MySQL AI 9.6  /  ...  /  NL2ML

8.1.14 NL2ML

The NL2ML (natural language to machine learning) routine allows you to ask questions and receive relevant citations from MySQL AI documentation.

Note

To use this feature, you must load the appropriate version of MySQL AI documentation to the folder defined by secure_file_priv. See Load MySQL AI Documentation.

NL2ML Syntax

mysql> CALL sys.NL2ML (query, response);

NL2ML parameters:

  • query: Enter a question in natural language related to MySQL HeatWave AutoML. For example, "What are the different types of machine learning models I can create?".

  • response: The name of the JSON object session variable that contains the response to the question.

The nl2ml_options Session Variable

To use the NL2ML routine, you must set the skip_generate option to true. The default value is false. Review the following syntax example and see Use NL2ML with In-Database LLMs.

Syntax Example

After generating citations with NL2ML, retrieve a relevant table schema related to the question (ML_RETRIEVE_SCHEMA_METADATA), build a compact context string from the citations (GROUP_CONCAT), and generate a response that includes the citations, context, and retrieved table schema (ML_GENERATE).

mysql> SET @input = "How can I train a model to predict net worth of a singer?";

mysql> SET @nl2ml_options = JSON_OBJECT("skip_generate", true);

mysql> CALL sys.NL2ML(@input, @out);

mysql> SELECT JSON_PRETTY(@out);
JSON_PRETTY(@out)
{
  "citations": [
    {
      "segment": "<segment content>",
      "distance": 0.1023,
      "document_name": <mysql_ai_en.pdf>,
      "segment_number": <segment number>
    },
    ...
  ],
  "retrieval_info": {
    "method": "n_citations",
    "threshold": 0.114
  }
}
mysql> CALL sys.ML_RETRIEVE_SCHEMA_METADATA(@input, @retrieved, NULL);
  
mysql> SELECT @retrieved;
@retrieved
CREATE TABLE `mlcorpus`.`singer`(
  `Singer_ID` int,
  `Name` varchar,
  `Birth_Year` double,
  `Net_Worth_Millions` double,
  `Citizenship` varchar
);

mysql> SELECT GROUP_CONCAT(seg SEPARATOR '\n') INTO @ctx
FROM JSON_TABLE(JSON_EXTRACT(@out,'$.citations'),
'$[*]' COLUMNS (seg LONGTEXT PATH '$.segment')) AS jt;
  
mysql> SET @final_ctx = CONCAT(@ctx, '\n\nRetrieved tables:\n', @retrieved);
  
mysql> SELECT sys.ML_GENERATE(
@input,
JSON_OBJECT(
"task", "generation",
"model_id", "llama3.2-3b-instruct-v1",
"context", @final_ctx
)
) INTO @result;

mysql> SELECT JSON_UNQUOTE(JSON_EXTRACT(@result,'$.text')) AS generated_sql;
generated_sql
To train a model to predict the net worth of a singer, you can use the ML_TRAIN routine. First, prepare your dataset, 
which in this case seems to be the 'singer' table in the 'mlcorpus' schema. Ensure that the table has the necessary columns, 
such as 'Singer_ID', 'Name', 'Birth_Year', 'Net_Worth_Millions', and 'Citizenship'. 

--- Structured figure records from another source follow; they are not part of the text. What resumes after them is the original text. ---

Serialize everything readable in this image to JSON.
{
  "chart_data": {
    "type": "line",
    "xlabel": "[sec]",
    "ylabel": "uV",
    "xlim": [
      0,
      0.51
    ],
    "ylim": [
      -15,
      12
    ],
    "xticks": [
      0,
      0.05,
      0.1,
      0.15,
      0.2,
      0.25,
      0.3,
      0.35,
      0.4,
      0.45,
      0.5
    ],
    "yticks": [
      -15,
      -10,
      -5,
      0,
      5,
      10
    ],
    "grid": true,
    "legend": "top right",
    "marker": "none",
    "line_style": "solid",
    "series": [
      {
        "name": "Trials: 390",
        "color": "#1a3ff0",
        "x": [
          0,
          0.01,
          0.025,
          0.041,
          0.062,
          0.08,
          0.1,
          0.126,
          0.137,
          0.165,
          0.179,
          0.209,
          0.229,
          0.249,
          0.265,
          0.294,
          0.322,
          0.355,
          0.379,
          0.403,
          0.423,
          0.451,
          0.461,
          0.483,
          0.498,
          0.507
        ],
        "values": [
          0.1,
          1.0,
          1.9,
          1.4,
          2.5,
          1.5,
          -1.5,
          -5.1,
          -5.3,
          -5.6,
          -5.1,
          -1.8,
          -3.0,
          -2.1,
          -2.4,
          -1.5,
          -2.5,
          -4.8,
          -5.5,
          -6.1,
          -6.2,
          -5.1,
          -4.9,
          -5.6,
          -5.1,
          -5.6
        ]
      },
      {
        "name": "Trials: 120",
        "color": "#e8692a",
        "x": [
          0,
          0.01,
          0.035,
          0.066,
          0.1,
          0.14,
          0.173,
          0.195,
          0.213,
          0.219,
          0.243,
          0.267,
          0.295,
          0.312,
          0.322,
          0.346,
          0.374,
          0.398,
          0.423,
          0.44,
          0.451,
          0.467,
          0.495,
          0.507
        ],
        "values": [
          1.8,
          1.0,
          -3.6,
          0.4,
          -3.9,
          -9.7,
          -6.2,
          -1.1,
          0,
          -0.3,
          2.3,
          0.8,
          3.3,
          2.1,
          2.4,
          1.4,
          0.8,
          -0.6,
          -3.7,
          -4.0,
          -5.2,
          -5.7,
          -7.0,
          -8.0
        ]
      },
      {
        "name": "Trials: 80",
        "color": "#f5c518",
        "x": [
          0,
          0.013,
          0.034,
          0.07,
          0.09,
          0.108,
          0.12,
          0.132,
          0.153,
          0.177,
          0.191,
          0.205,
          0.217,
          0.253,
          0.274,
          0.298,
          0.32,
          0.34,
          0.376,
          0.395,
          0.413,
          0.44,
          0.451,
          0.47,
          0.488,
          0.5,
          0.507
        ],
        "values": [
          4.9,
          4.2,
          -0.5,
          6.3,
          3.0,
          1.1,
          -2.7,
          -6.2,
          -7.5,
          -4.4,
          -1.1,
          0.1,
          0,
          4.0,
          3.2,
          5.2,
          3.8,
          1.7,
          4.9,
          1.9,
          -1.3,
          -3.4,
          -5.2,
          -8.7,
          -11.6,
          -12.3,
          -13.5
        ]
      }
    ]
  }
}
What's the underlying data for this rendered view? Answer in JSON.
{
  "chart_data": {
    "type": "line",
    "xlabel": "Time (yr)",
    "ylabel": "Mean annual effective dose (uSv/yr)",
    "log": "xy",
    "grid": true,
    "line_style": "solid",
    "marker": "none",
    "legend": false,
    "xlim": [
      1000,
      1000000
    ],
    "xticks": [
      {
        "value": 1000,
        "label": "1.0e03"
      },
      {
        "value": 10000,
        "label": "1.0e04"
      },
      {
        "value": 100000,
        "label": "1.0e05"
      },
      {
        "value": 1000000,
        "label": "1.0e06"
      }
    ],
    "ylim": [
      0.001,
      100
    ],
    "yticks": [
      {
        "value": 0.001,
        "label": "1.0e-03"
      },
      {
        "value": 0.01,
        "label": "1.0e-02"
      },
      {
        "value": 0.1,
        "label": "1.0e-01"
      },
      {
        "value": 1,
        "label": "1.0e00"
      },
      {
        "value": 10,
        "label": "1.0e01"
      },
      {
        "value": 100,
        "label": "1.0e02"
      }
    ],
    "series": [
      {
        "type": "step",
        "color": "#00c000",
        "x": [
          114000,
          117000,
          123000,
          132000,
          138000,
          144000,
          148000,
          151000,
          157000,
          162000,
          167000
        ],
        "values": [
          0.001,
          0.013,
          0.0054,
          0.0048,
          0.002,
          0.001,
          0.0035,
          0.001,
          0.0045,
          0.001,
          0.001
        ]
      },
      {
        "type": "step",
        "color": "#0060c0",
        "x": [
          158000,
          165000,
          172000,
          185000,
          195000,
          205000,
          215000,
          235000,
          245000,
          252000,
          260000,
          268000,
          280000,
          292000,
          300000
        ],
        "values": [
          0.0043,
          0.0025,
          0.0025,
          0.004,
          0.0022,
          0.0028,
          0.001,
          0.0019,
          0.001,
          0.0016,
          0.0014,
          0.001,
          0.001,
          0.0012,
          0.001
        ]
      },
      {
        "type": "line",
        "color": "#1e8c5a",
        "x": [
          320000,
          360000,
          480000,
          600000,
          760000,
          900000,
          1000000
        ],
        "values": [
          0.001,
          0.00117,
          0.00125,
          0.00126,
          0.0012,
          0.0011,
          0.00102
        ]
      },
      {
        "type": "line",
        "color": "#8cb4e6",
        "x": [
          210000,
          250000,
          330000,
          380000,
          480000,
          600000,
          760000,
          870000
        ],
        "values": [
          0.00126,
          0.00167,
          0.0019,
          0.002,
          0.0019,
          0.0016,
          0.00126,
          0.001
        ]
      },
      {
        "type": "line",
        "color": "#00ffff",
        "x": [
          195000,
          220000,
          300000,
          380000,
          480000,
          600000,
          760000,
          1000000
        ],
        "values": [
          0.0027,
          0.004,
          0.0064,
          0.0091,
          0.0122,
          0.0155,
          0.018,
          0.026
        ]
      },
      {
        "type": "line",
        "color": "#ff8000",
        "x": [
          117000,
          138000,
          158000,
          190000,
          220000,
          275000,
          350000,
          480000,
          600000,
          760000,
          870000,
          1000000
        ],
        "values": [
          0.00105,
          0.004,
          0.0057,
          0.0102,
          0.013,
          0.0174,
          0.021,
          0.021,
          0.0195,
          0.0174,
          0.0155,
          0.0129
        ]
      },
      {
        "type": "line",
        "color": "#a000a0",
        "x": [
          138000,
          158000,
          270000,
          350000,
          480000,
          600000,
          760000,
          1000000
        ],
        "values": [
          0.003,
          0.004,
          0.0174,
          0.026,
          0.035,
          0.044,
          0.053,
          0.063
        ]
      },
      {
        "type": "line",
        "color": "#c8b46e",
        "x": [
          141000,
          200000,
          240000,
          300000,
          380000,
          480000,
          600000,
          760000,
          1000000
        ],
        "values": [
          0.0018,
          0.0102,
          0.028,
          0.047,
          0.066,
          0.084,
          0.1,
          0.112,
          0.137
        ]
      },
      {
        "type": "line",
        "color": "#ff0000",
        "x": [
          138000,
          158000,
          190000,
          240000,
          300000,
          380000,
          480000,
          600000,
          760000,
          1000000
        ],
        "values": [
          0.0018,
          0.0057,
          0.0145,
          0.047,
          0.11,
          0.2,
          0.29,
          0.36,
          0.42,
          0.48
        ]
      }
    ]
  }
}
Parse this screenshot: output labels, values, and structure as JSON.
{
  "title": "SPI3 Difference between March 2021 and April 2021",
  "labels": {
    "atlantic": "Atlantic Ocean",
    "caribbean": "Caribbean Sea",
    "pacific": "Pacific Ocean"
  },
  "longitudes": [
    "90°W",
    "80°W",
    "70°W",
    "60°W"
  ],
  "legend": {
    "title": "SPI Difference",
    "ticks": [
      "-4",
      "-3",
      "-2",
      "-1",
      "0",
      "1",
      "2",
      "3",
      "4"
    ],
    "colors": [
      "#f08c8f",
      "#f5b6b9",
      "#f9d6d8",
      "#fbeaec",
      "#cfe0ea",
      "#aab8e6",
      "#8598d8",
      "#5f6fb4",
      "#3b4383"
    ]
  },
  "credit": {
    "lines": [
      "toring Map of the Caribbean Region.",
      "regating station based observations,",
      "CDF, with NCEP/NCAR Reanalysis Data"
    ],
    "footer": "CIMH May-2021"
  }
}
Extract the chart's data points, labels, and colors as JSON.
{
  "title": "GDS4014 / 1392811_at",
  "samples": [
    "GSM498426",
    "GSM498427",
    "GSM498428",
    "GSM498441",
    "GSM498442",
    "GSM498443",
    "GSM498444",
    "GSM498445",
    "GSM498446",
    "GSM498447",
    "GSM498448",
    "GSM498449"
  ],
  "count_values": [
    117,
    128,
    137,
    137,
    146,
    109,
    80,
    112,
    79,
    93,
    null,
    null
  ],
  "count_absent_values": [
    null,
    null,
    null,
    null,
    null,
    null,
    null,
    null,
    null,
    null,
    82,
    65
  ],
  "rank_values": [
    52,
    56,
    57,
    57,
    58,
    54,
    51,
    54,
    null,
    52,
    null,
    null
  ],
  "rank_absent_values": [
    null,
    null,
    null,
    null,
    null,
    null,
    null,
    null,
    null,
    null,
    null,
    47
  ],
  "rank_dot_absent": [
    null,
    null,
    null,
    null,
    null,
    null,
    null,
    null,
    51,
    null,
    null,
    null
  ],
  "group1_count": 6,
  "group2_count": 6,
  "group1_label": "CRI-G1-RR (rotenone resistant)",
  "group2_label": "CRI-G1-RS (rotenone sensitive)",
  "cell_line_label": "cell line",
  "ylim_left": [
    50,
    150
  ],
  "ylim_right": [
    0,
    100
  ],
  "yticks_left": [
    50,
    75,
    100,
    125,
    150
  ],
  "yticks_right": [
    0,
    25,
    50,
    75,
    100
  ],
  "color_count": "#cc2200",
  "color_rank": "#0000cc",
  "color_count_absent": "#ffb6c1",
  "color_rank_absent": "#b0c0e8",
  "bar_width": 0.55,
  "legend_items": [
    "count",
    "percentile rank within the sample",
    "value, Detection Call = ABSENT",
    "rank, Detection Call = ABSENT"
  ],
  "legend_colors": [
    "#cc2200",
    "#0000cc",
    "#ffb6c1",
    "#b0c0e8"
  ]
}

The 'Net_Worth_Millions' column will be your target column for prediction. You may need to preprocess your data, 
for example, converting categorical variables like 'Name' and 'Citizenship' into numerical variables if necessary.

Then, you can call the ML_TRAIN routine with the appropriate options. For a regression task like predicting net worth, 
you would specify the task as 'regression' in the JSON options. Here's a simplified example:

```sql
CALL sys.ML_TRAIN('mlcorpus.singer', 
                  @model_handle, 
                  'Net_Worth_Millions', 
                  JSON_OBJECT('task', 'regression', 
                              'algorithm', 'XGBRegressor'));
```

Replace '@model_handle' with your actual model handle variable. This will train a model to predict the 'Net_Worth_Millions' 
based on the other columns in your 'singer' table. After training, you can use the ML_PREDICT_ROW or ML_PREDICT_TABLE routine 
to generate predictions for new, unseen data.